When is a book worth $3.5 million dollars? When it's a
first-time effort by 26-year-old Lena Dunham that hasn't even been written yet,
apparently. Probably the most talked-about publishing news of the year, this
over-the-top offer for a 66-page proposal (with illustrations!) has been
polarizing critics, publishing pros, and other authors since it was announced last Monday. On one hand, Dunham may be young, but she isn't exactly untried:
the snarky-funny daughter of New York
artists, Dunham is already a filmmaker and essayist, with pieces published in
the New Yorker and Rookie. More notably, she's also the
writer, creator, and star of the HBO niche hit "Girls." But $3.5 million?
Really? It's as if the girl you remember ducking gym class with - you know, the
bookish one? - won the lottery.
And it is a lottery. That money - and some estimates push it
up closer to $3.7 million - is not a fee. It's an advance against royalties. In
other words, it's cash up front that the publisher, in this case, Random House,
is handing over to Dunham in the hope of making it back in sales. And not total
sales - that tidy sum, again, is an advance against royalties. Royalties are the author's share. Figure Dunham will get
the more or less standard 15% from each book sold. Figure $25 for a hardcover,
and that comes to about $3.75 per book. In other words, she'll have to sell
close to a million books before getting any more checks. (Admittedly, this is
pretty rough math. There will undoubtedly be audiobook and film sales and other
factors that may shave a few thousand off the top.) But even though the advance
theoretically comes out of the author's cut, its still cash that the publisher
will have to shell out up front. And, no, despite a recent lawsuit by Penguin
to recoup advances from some authors, it rarely gets paid back.
Basically, this is a huge bet that Dunham will hit it big.
That she'll be the next Tina Fey, for example. Fey's book, Bossypants, got an advance of $5 million, came out in April, 2011,
and sold a million in its first six months - and it's still selling close to
3,000 copies a week. Dunham and Fey are both smart, funny women writers, right?
Yeah, but so is Sarah Silverman. She got $2.5 million for what became "The
Bedwetter." Except that her "The Sarah Silverman Program" was cancelled by
Comedy Central the month before the book was published, and her book, a memoir,
ended up selling fewer than 60,000 copies, according to Nielsen BookScan.

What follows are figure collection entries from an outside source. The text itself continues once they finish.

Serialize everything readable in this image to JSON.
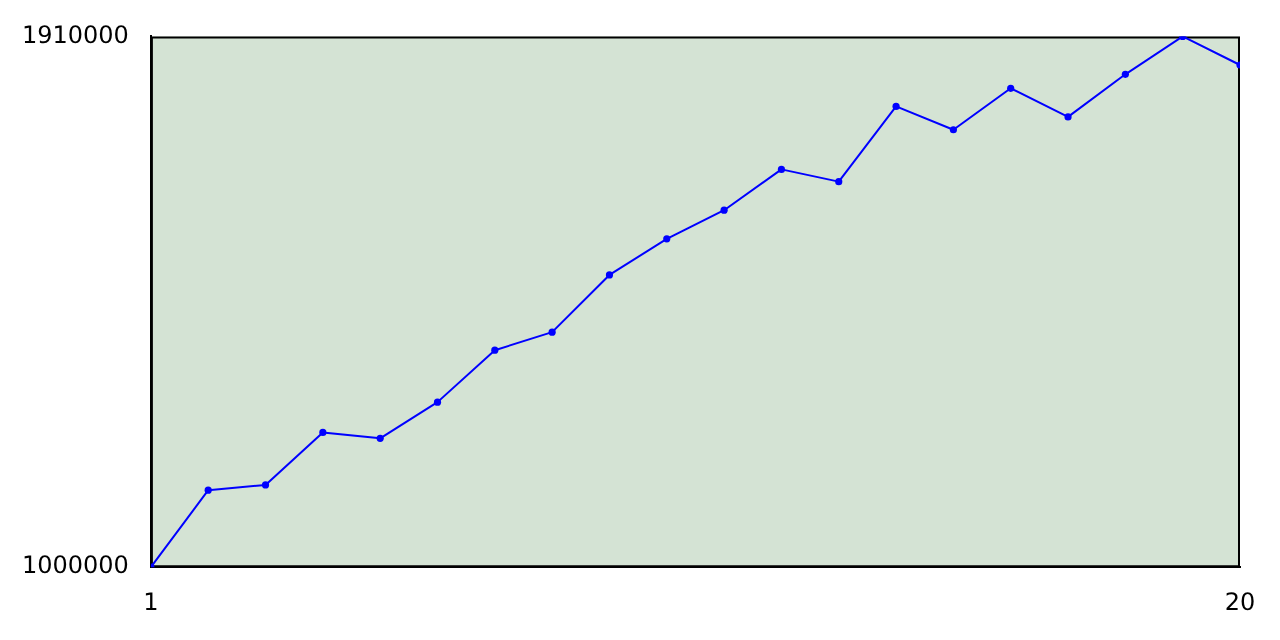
{
  "chart_data": {
    "type": "line",
    "x": [
      1,
      2,
      3,
      4,
      5,
      6,
      7,
      8,
      9,
      10,
      11,
      12,
      13,
      14,
      15,
      16,
      17,
      18,
      19,
      20
    ],
    "series": [
      {
        "color": "#0000ff",
        "values": [
          1000000,
          1132000,
          1141000,
          1231000,
          1221000,
          1283000,
          1372000,
          1403000,
          1501000,
          1563000,
          1612000,
          1682000,
          1661000,
          1790000,
          1750000,
          1821000,
          1772000,
          1845000,
          1910000,
          1861000
        ]
      }
    ],
    "xlim": [
      1,
      20
    ],
    "xticks": [
      1,
      20
    ],
    "ylim": [
      1000000,
      1910000
    ],
    "yticks": [
      1000000,
      1910000
    ],
    "grid": false,
    "legend": false,
    "marker": "circle",
    "line_style": "solid"
  }
}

(BookScan doesn't count ebooks or audiobook, but is generally considered to
account for 75% of total sales.)
It could even be worse. Following the runaway bestselling
success of Audrey Niffenegger's 2003 debut "The Time Traveler's Wife," Scribner
put down $5 million for the author's second novel, back in 2009. Total sales on
that? Fewer than 250,000; good numbers for some authors, but chump change after
an advance that big. That debacle prompted the New York Times to note that seven out of ten books do not earn back
their advance.
Publishing wasn't
always a high rollers' game. John Milton
was reportedly paid five pounds for the right to sell Paradise Lost, and that same New
York Times piece cited $30,000 as a rough average advance three years ago
(a number that I, as an author with several author friends, agree is still more
or less right). Even the so-called big names of literary fiction don't
necessarily get much more: Dave Eggers announced, in his preface, that he got
$100,000 for A Heartbreaking Work of
Staggering Genius.
The craziness we're seeing now is the culmination of a trend
that started back in the 1970s, when celebrity agents started bragging about
the money they could get up front for big-name authors like Philip Roth and
Norman Mailer. But with the explosion of celebrity authors and social media,
any sense of balance has gotten lost.
Books, especially those by television comedians, started getting crazy -
topping out with the $7 million Bantam shelled out in 2008 for Jerry Seinfeld's Seinlanguage.
Of course,
Seinfeld - like Fey - had already had years of exposure and success behind him.
Proponents for Dunham point out that she, too, has a ready-made audience: with
more than 360,000 followers on Twitter and 106,000 on Instagram, she's got a
half a million readers primed already. Will that audience, used to reading
bite-size 140 character quips for free, shell out for a hardcover book? A year
from now, when Dunham may no longer be the next big thing? Random House is
betting on it.
Clea Simon is the
author of 11 novels, most recently True Grey (Severn House). She does not get million-dollar advances.